Prison Writing
The following is taken from an email that I just sent to my grandmother in Arizona. About a month ago, she mailed me Crossing the Yard: Thirty Years as a Prison Volunteer by Richard Shelton. I enjoyed this book and definitely think it’s worth reading.
I’ve been familiar with prison writing for some time now, but this book brought me an extensive glance into the prison world. I had some colleagues at NAU who taught classes at the local prison. Here at Georgia College, as part of our Arts & Letters journal staff, I read submissions and I received several from inmates in prison. Though I’ve heard several of my colleagues make offhand remarks about the writing and I never received anything that I deemed worthy of passing up to the Poetry editor, I always made sure to return the original poems (usually handwritten on notebook paper) in the included self-addressed stamp envelope along with the rejection notification.

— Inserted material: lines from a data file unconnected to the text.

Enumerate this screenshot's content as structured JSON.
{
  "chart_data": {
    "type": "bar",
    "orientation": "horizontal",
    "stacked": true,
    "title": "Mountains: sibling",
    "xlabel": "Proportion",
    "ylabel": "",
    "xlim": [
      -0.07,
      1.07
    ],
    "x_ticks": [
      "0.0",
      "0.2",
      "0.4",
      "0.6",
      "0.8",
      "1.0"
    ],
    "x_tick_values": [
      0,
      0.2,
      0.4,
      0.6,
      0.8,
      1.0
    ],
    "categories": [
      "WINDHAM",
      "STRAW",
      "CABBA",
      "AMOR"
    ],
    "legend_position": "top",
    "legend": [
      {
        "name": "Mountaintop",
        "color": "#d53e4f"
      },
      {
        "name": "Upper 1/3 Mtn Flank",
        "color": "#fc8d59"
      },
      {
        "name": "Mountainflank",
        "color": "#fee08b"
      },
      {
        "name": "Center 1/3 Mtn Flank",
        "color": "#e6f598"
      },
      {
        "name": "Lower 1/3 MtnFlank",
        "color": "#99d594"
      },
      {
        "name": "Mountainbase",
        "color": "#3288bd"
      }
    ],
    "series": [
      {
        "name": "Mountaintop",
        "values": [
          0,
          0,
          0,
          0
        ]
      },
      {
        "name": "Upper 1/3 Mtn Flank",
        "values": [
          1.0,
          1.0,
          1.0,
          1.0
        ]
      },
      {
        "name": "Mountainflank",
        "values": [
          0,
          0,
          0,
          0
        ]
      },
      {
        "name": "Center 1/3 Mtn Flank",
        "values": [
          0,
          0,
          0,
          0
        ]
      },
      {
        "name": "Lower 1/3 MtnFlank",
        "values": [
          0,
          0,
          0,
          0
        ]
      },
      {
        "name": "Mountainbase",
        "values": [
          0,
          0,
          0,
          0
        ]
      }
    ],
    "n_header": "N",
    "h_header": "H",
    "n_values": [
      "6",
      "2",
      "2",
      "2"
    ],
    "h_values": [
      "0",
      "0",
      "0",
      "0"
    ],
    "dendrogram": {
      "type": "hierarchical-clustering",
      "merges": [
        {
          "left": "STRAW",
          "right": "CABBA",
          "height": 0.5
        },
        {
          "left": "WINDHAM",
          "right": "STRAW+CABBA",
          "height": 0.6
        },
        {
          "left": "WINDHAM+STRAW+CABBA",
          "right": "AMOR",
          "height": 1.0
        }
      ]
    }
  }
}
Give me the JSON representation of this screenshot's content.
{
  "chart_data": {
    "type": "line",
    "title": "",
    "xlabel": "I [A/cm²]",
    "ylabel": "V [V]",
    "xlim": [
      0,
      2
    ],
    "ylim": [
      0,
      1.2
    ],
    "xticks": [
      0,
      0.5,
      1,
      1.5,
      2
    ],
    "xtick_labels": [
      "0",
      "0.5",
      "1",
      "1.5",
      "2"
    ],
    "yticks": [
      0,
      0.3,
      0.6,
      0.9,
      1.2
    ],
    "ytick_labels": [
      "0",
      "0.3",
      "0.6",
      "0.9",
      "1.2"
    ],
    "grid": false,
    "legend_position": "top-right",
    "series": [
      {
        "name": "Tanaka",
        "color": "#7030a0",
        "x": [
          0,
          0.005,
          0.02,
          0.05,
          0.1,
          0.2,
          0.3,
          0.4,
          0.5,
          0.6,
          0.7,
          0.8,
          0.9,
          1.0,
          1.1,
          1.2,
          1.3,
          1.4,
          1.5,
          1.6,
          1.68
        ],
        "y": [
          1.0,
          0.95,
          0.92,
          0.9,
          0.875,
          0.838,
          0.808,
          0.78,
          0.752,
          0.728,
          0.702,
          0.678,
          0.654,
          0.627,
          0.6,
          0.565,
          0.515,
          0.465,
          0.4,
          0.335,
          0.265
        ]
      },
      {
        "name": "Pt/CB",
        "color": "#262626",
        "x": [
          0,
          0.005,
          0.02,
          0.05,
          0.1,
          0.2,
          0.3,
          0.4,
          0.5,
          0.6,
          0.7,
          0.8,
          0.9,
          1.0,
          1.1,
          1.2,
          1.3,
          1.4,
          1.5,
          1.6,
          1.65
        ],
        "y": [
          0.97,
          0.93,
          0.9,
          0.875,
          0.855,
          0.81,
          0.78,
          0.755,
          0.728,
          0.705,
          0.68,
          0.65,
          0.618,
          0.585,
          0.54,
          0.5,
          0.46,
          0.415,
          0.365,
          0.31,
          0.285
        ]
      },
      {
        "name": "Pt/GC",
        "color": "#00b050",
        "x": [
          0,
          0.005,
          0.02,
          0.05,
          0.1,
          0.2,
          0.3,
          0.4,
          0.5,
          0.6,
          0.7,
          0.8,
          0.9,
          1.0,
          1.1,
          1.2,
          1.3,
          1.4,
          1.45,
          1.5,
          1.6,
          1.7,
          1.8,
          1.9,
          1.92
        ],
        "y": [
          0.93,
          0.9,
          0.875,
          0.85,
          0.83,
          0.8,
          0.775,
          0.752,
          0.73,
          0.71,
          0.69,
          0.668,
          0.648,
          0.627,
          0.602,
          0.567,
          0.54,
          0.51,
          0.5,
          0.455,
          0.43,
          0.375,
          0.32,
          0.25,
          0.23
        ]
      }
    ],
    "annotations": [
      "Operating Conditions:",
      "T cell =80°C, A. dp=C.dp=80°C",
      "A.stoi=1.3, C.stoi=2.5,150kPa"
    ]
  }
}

It broke my heart that people would send off their only copy of poems. I’m sure many prisoners don’t receive their work back.
I tried to enroll in the PEN Mentoring Program, serving as an anonymous mentor who corresponds with a prisoner through mail, but they have “enough” volunteers for 2011, and they “may” need more help in 2012. I don’t see how you can ever have too many volunteers, when it seems as though there are many, many prisoners out there who want to write and have others see/critique their writing, but for some reason they’ve got a cap on it.